JOURNAL DE TOURNAGE – 4

Je suis allé quatre jours sur le plateau des 7 jours du Talion, à St-Alphonse-Rodriguez. L’équipe est là pendant presque trois semaines pour faire toutes les scènes au chalet.

Le chalet est génial et le décor magnifique, ce qui est parfait pour faire contraste avec l’horreur qui s’y déroule. On a été chanceux: il a fait un peu froid, mais pas de neige et quand il pleuvait, on était en dedans.

J’ai vu quelques séances de torture infligées à Lemaire. Accrochez vos tuques! On a tout tourné. Et quand je dis tout, c’est TOUT, y compris l’opération (la vasectomie). La seule affaire qu’on montre pas, c’est le découpage du pénis. De plus, Lemaire est flambant nu durant tout le film, ce qui rend encore ça plus heavy. La table de torture à elle seule donne le frisson. La salle de torture n’est pas une chambre comme dans le roman. C’est une sorte de salle de lavage, avec laveuse-sécheuse et armoires. Ça rend encore ça pire, de voir une salle aussi banale devenir une pièce si sanglante. A chaque jour, les techniciens devaient faire du faux sang et de la fausse merde. Claude Legault, quand il me voyait arriver, disait à la blague: « Tiens, v’là l’ostie de fucké »… Je lui ai dit qu’il avait l’air pas mal fucké lui-même dans le film. En fait, c’est Podz qui a le mieux résumé la situation: « We are all sick fucks! »

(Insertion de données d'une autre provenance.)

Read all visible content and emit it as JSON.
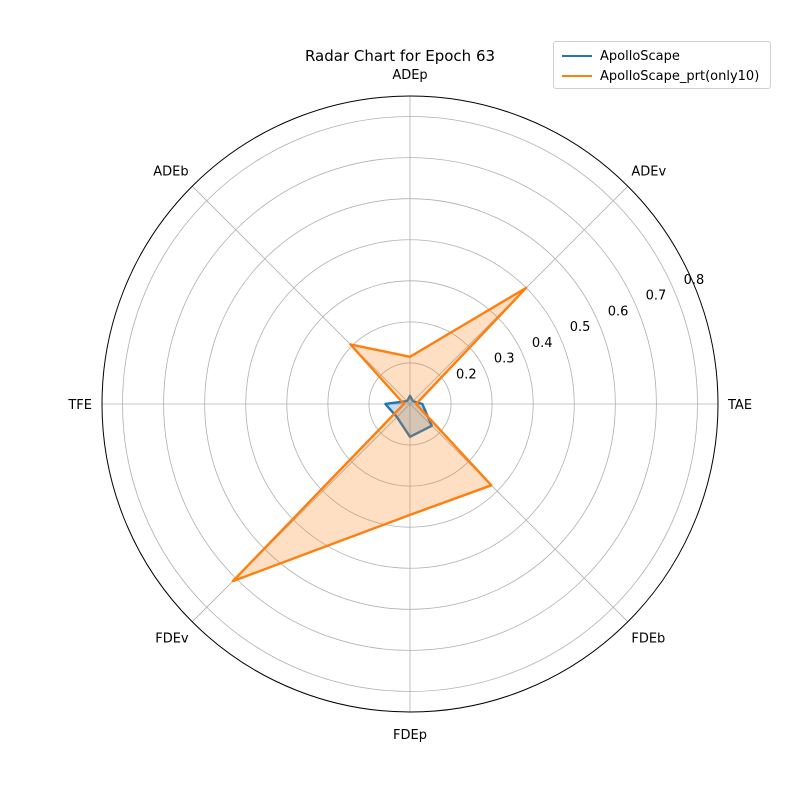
{
  "chart_data": {
    "type": "radar",
    "title": "Radar Chart for Epoch 63",
    "axes": [
      "ADEp",
      "ADEv",
      "TAE",
      "FDEb",
      "FDEp",
      "FDEv",
      "TFE",
      "ADEb"
    ],
    "rlim": [
      0.1,
      0.85
    ],
    "rticks": [
      0.2,
      0.3,
      0.4,
      0.5,
      0.6,
      0.7,
      0.8
    ],
    "grid": true,
    "legend_position": "top-right",
    "series": [
      {
        "name": "ApolloScape",
        "color": "#1f77b4",
        "values": [
          0.12,
          0.11,
          0.13,
          0.175,
          0.18,
          0.145,
          0.16,
          0.11
        ]
      },
      {
        "name": "ApolloScape_prt(only10)",
        "color": "#ff7f0e",
        "values": [
          0.215,
          0.5,
          0.115,
          0.38,
          0.37,
          0.71,
          0.115,
          0.305
        ]
      }
    ]
  }
}
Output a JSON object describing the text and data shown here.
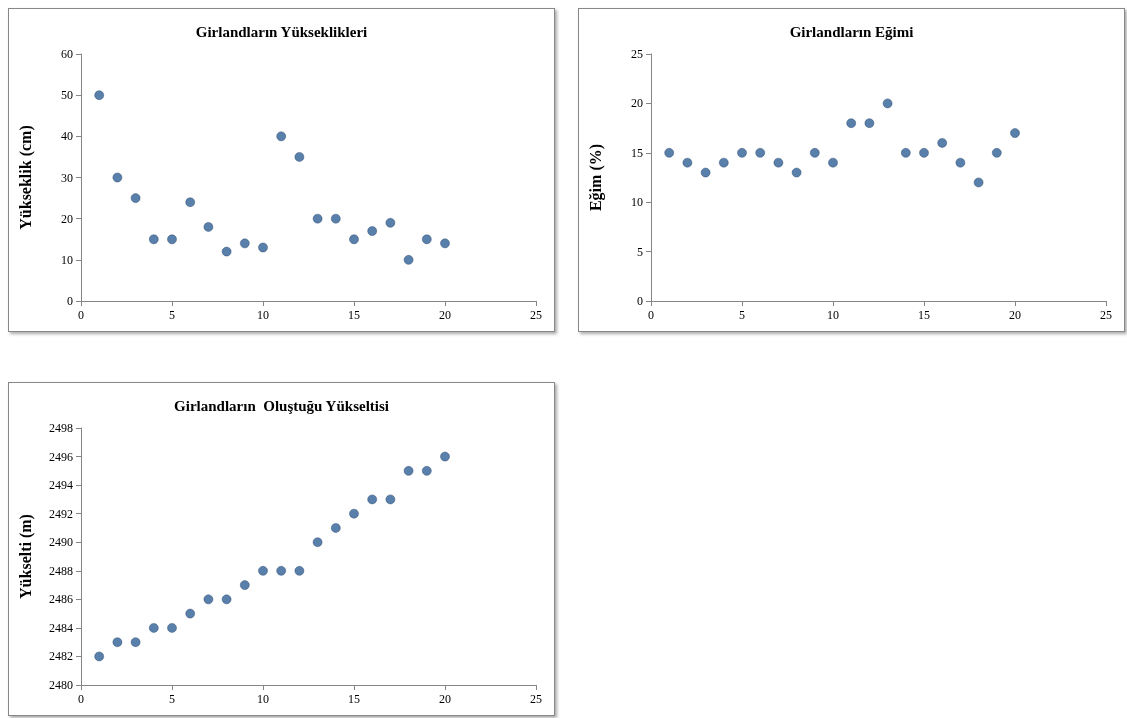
{
  "chart_data": [
    {
      "type": "scatter",
      "title": "Girlandların Yükseklikleri",
      "ylabel": "Yükseklik (cm)",
      "x": [
        1,
        2,
        3,
        4,
        5,
        6,
        7,
        8,
        9,
        10,
        11,
        12,
        13,
        14,
        15,
        16,
        17,
        18,
        19,
        20
      ],
      "series": [
        {
          "color": "#2f5f96",
          "values": [
            50,
            30,
            25,
            15,
            15,
            24,
            18,
            12,
            14,
            13,
            40,
            35,
            20,
            20,
            15,
            17,
            19,
            10,
            15,
            14
          ]
        }
      ],
      "xlim": [
        0,
        25
      ],
      "xticks": [
        0,
        5,
        10,
        15,
        20,
        25
      ],
      "ylim": [
        0,
        60
      ],
      "yticks": [
        0,
        10,
        20,
        30,
        40,
        50,
        60
      ],
      "grid": false,
      "marker": "circle"
    },
    {
      "type": "scatter",
      "title": "Girlandların Eğimi",
      "ylabel": "Eğim (%)",
      "x": [
        1,
        2,
        3,
        4,
        5,
        6,
        7,
        8,
        9,
        10,
        11,
        12,
        13,
        14,
        15,
        16,
        17,
        18,
        19,
        20
      ],
      "series": [
        {
          "color": "#2f5f96",
          "values": [
            15,
            14,
            13,
            14,
            15,
            15,
            14,
            13,
            15,
            14,
            18,
            18,
            20,
            15,
            15,
            16,
            14,
            12,
            15,
            17
          ]
        }
      ],
      "xlim": [
        0,
        25
      ],
      "xticks": [
        0,
        5,
        10,
        15,
        20,
        25
      ],
      "ylim": [
        0,
        25
      ],
      "yticks": [
        0,
        5,
        10,
        15,
        20,
        25
      ],
      "grid": false,
      "marker": "circle"
    },
    {
      "type": "scatter",
      "title": "Girlandların  Oluştuğu Yükseltisi",
      "ylabel": "Yükselti (m)",
      "x": [
        1,
        2,
        3,
        4,
        5,
        6,
        7,
        8,
        9,
        10,
        11,
        12,
        13,
        14,
        15,
        16,
        17,
        18,
        19,
        20
      ],
      "series": [
        {
          "color": "#2f5f96",
          "values": [
            2482,
            2483,
            2483,
            2484,
            2484,
            2485,
            2486,
            2486,
            2487,
            2488,
            2488,
            2488,
            2490,
            2491,
            2492,
            2493,
            2493,
            2495,
            2495,
            2496
          ]
        }
      ],
      "xlim": [
        0,
        25
      ],
      "xticks": [
        0,
        5,
        10,
        15,
        20,
        25
      ],
      "ylim": [
        2480,
        2498
      ],
      "yticks": [
        2480,
        2482,
        2484,
        2486,
        2488,
        2490,
        2492,
        2494,
        2496,
        2498
      ],
      "grid": false,
      "marker": "circle"
    }
  ]
}
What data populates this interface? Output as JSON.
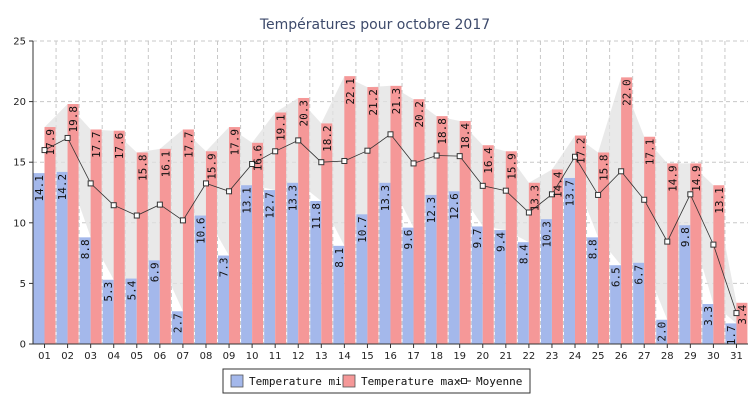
{
  "chart_data": {
    "type": "bar",
    "title": "Températures pour octobre 2017",
    "categories": [
      "01",
      "02",
      "03",
      "04",
      "05",
      "06",
      "07",
      "08",
      "09",
      "10",
      "11",
      "12",
      "13",
      "14",
      "15",
      "16",
      "17",
      "18",
      "19",
      "20",
      "21",
      "22",
      "23",
      "24",
      "25",
      "26",
      "27",
      "28",
      "29",
      "30",
      "31"
    ],
    "series": [
      {
        "name": "Temperature min",
        "color": "#a4b8eb",
        "values": [
          14.1,
          14.2,
          8.8,
          5.3,
          5.4,
          6.9,
          2.7,
          10.6,
          7.3,
          13.1,
          12.7,
          13.3,
          11.8,
          8.1,
          10.7,
          13.3,
          9.6,
          12.3,
          12.6,
          9.7,
          9.4,
          8.4,
          10.3,
          13.7,
          8.8,
          6.5,
          6.7,
          2.0,
          9.8,
          3.3,
          1.7
        ]
      },
      {
        "name": "Temperature max",
        "color": "#f59898",
        "values": [
          17.9,
          19.8,
          17.7,
          17.6,
          15.8,
          16.1,
          17.7,
          15.9,
          17.9,
          16.6,
          19.1,
          20.3,
          18.2,
          22.1,
          21.2,
          21.3,
          20.2,
          18.8,
          18.4,
          16.4,
          15.9,
          13.3,
          14.4,
          17.2,
          15.8,
          22.0,
          17.1,
          14.9,
          14.9,
          13.1,
          3.4
        ]
      },
      {
        "name": "Moyenne",
        "type": "line",
        "color": "#333333",
        "values": [
          16.0,
          17.0,
          13.25,
          11.45,
          10.6,
          11.5,
          10.2,
          13.25,
          12.6,
          14.85,
          15.9,
          16.8,
          15.0,
          15.1,
          15.95,
          17.3,
          14.9,
          15.55,
          15.5,
          13.05,
          12.65,
          10.85,
          12.35,
          15.45,
          12.3,
          14.25,
          11.9,
          8.45,
          12.35,
          8.2,
          2.55
        ]
      }
    ],
    "ylim": [
      0,
      25
    ],
    "yticks": [
      0,
      5,
      10,
      15,
      20,
      25
    ],
    "grid": true,
    "legend": "bottom-center"
  }
}
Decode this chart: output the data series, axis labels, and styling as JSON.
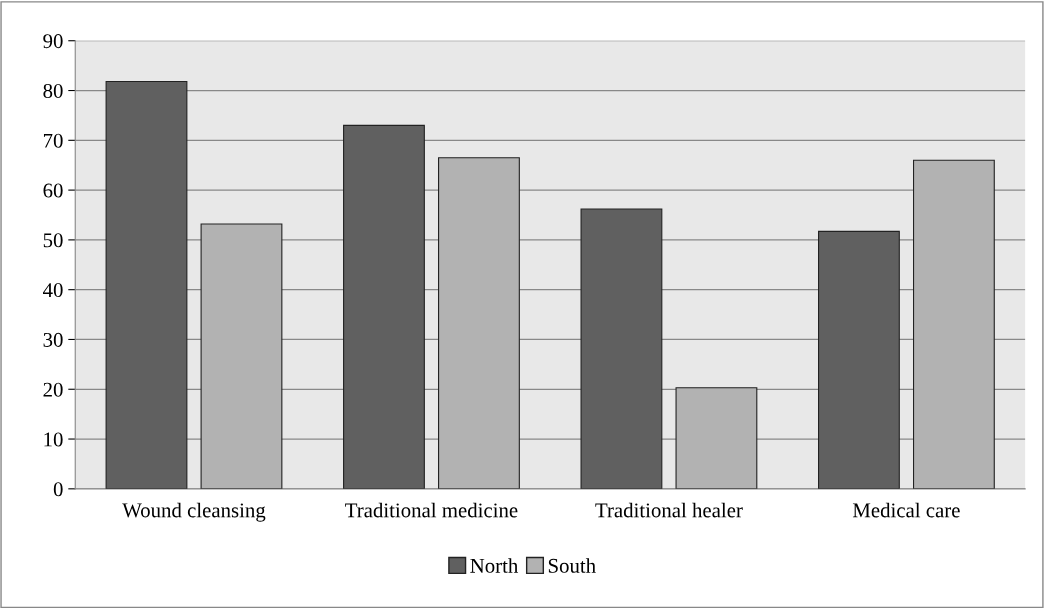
{
  "chart_data": {
    "type": "bar",
    "categories": [
      "Wound cleansing",
      "Traditional medicine",
      "Traditional healer",
      "Medical care"
    ],
    "series": [
      {
        "name": "North",
        "color": "#606060",
        "values": [
          81.8,
          73.0,
          56.2,
          51.7
        ]
      },
      {
        "name": "South",
        "color": "#b2b2b2",
        "values": [
          53.2,
          66.5,
          20.3,
          66.0
        ]
      }
    ],
    "ylim": [
      0,
      90
    ],
    "yticks": [
      0,
      10,
      20,
      30,
      40,
      50,
      60,
      70,
      80,
      90
    ],
    "grid": "y",
    "legend": "bottom"
  }
}
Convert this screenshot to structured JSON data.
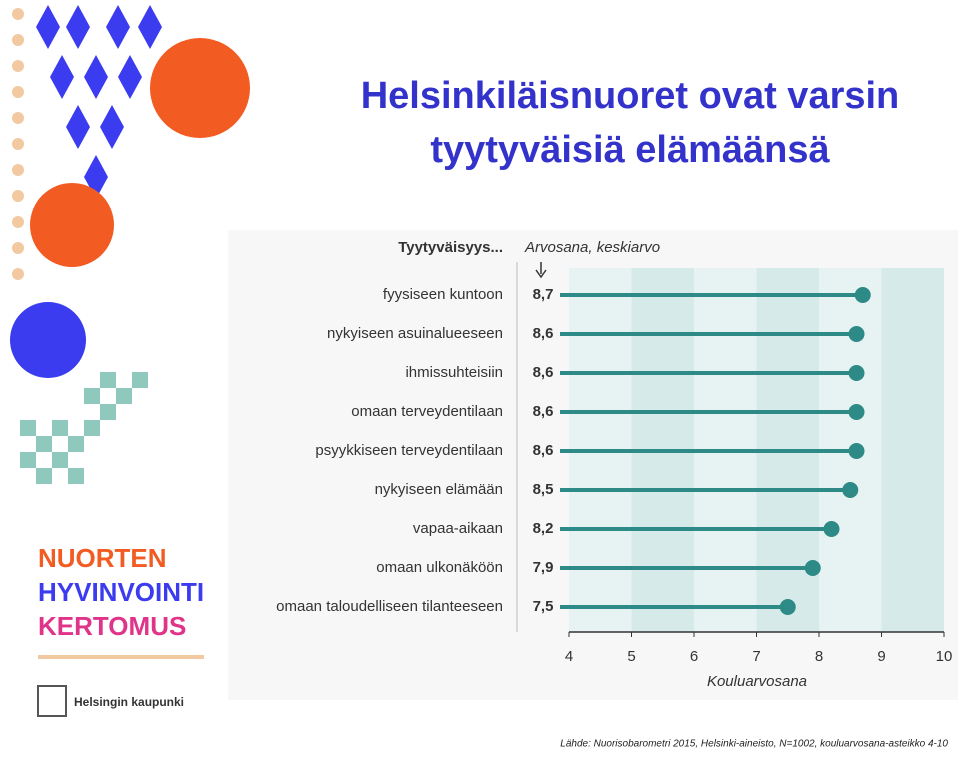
{
  "slide": {
    "title_line1": "Helsinkiläisnuoret ovat varsin",
    "title_line2": "tyytyväisiä elämäänsä",
    "logo_lines": [
      "NUORTEN",
      "HYVINVOINTI",
      "KERTOMUS"
    ],
    "city": "Helsingin kaupunki",
    "source": "Lähde: Nuorisobarometri 2015, Helsinki-aineisto, N=1002, kouluarvosana-asteikko 4-10"
  },
  "chart_data": {
    "type": "lollipop",
    "header": "Tyytyväisyys...",
    "value_header": "Arvosana, keskiarvo",
    "x_label": "Kouluarvosana",
    "color": "#2e8a86",
    "categories": [
      "fyysiseen kuntoon",
      "nykyiseen asuinalueeseen",
      "ihmissuhteisiin",
      "omaan terveydentilaan",
      "psyykkiseen terveydentilaan",
      "nykyiseen elämään",
      "vapaa-aikaan",
      "omaan ulkonäköön",
      "omaan taloudelliseen tilanteeseen"
    ],
    "values": [
      8.7,
      8.6,
      8.6,
      8.6,
      8.6,
      8.5,
      8.2,
      7.9,
      7.5
    ],
    "value_labels": [
      "8,7",
      "8,6",
      "8,6",
      "8,6",
      "8,6",
      "8,5",
      "8,2",
      "7,9",
      "7,5"
    ],
    "xlim": [
      4,
      10
    ],
    "xticks": [
      4,
      5,
      6,
      7,
      8,
      9,
      10
    ]
  }
}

Claude Legault est vraiment bon. Il ne dit pas un mot et on voit tout ce qui se passe par l’expression de son visage: la haine, le doute, la confusion, la rage, le désespoir… Quant à Martin Dubreuil, qui fait Lemaire, c’est phénoménal. Je savais qu’il serait bon, mais jamais comme ça. Imaginez: chaque jour, il se faisait maquiller pendant quatre heures (pour ses blessures), puis il passait la journée couché sur le sol, à poil, ou accroché par les poignets dans les airs, et il crie, hurle, pleure, se fait torturer, etc. Le soir, quand je prenais une bière avec lui, il me disait qu’il avait de la difficulté à lever les bras tant il avait mal aux muscles. Dans les dernières journées, il a commencé à avoir des vraies plaies à force de se faire maquiller et démaquiller. Mais il ne se plaint jamais. Il adore faire ça. Dubreuil, c’est un vrai fucké. Il est dans le groupe les Breastfeeders et il joue de la tambourine. C’est lui durant les shows qui se jette partout sur la scène et qui se fait mal… Donc, il est en terrain connu. Je ne sais pas si Podz va tout garder au montage, mais si oui, ça va être heavy.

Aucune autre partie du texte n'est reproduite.